Один (Дельфийский идол) лик младой — Был гневен, полон гордости ужасной, И весь дышал он силой неземной.
Другой женообразный, сладострастный, Сомнительный и лживый идеал — Волшебный демон – лживый, но прекрасный.
(Пушкин, III (1), 254–255).
Колебания между притягательностью новизны и глубокой верой в ее греховность объединяют пушкинского героя и Аврамова при всех эпохальных, культурных и психологических их различиях. Аврамова увлекла обстановка творческого напряжения, расшатывания всех запретов, простора для деятельности, привлекательной беспринципности и вседозволенности, которые царили в узком кругу приближенных к императору. Позже, оценивая этот период как грехопадение, он писал: «От таковой человеческой тщетной славы паче и паче разгордевся, потерял от Бога смиренномудрое житие и оттоле совершенно уже начал жить языческих обычаев погибельное пространное и широкое[330] словолюбное и сластолюбное житие». Аврамов обличает себя в том, что «впал во всякие телесныя прелестныя, непотребныя мира сего непрестанные роскошныя дела и забавы, в пьянство, в ненасытный блуд и многая прелюбодейства и в прочия безумныя дела и злодейства»[331].
Процитированный отрывок, конечно, вернее представлять себе как риторическую формулу, чем как точное описание реальной жизни автора. Сравним, например, в послании Грозного в Кирилло-Белозерский монастырь: «А мне, псу смердящему, кому учити и чему наказати, и чем просветити? Сам бо всегда в пианьстве, в блуде, в прелюбодействе, в скверне, во убийстве, в граблении, в хищении, в ненависти, во всяком злодействе»[332].
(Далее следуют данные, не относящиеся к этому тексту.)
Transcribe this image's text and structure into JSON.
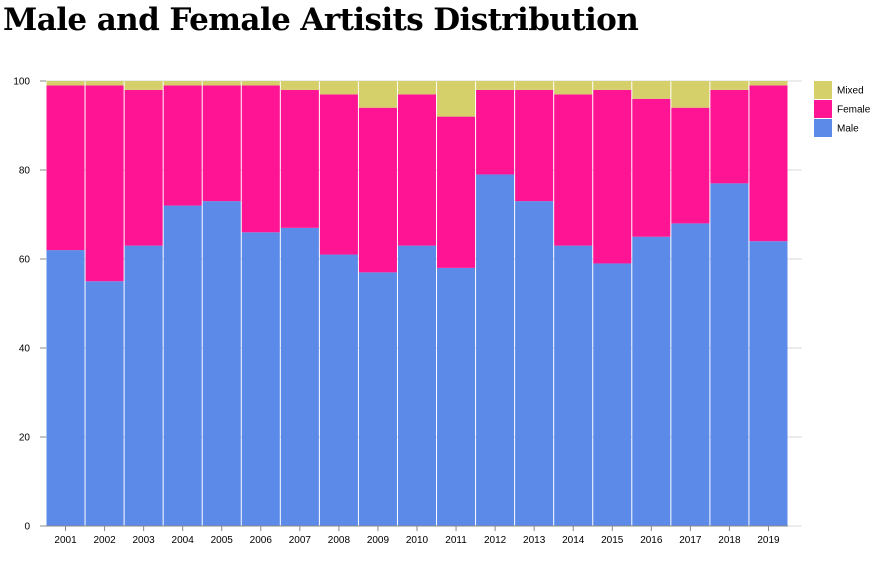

Однако словесное сходство покаянных речений Аврамова и Ивана Грозного прикрывает глубокое различие между процитированными отрывками. Юродствующее покаяние – слишком риторично, чтобы быть простодушной непосредственной исповедью. Покаяние Грозного – хитрая ловушка, которую он расставляет своей обреченной аудитории. Он не верит в эти слова, а его слушатели не должны посметь в них не верить.
Аврамов же простодушно уверовал в свою риторику, ужаснулся бездне своей греховности, и это сломало ему жизнь.
Неплюев представлял собой пример человека исключительной цельности, не знавшего раздвоения и никогда не мучившегося сомнениями. В полном контакте со своим временем, он посвятил жизнь практической государственной деятельности. Личность Аврамова была глубоко раздвоенной. Практическая деятельность петровского служаки сталкивалась в нем с утопическими мечтаниями. Создав в своем воображении идеализированный образ старины, он предлагал новаторские реформы, считая их защитой традиции. В его проектах смешивались петровские идеи, никоновская мысль о постановке сильной, управляющей церкви («священства») выше государственности, аввакумовская жажда пострадать за старину и веру. В проекте распространения на все новооткрываемые земли православного христианства он соединял апостольский энтузиазм с конквистадорским жаром открывателя новых областей. Все эти противоречия с трудом уживались в не очень гибком уме этого «птенца гнезда Петрова». Он продолжал преклоняться перед личностью императора и пронес это преклонение через всю жизнь, хотя и был уверен, что болезнь Петра после подписания им Духовного Регламента была не случайной. Даже в позднейших показаниях он торопливо обходит вопрос о причинах духовного кризиса, пережитого им во второй половине 1710-х годов. Однако вряд ли можно считать случайным, что перелом этот хронологически совпал с делом царевича Алексея[333]. Аврамов не порвал ни со службой, ни с Петром I, но начал носить под мундиром тяжкую власяницу, а на обедах с участием царя (о которых он в том же жизнеописании вспоминал почти с восторгом) отказывался от спиртных напитков, ссылаясь на мнимую чахотку. Видимо, и издательская работа его начала страдать. Пользуясь продолжавшимся благоволением Петра, Аврамов неоднократно пробовал заводить с ним разговоры, имеющие целью направить политику в сторону ксенофобии и сближения с церковью. Речи Аврамова, видимо, не оказывали на Петра I серьезного влияния, но он продолжал терпеливо их выслушивать. Тем, кто оказывал ему поддержку в критические дни первых лет царствования, Петр был склонен прощать очень многое.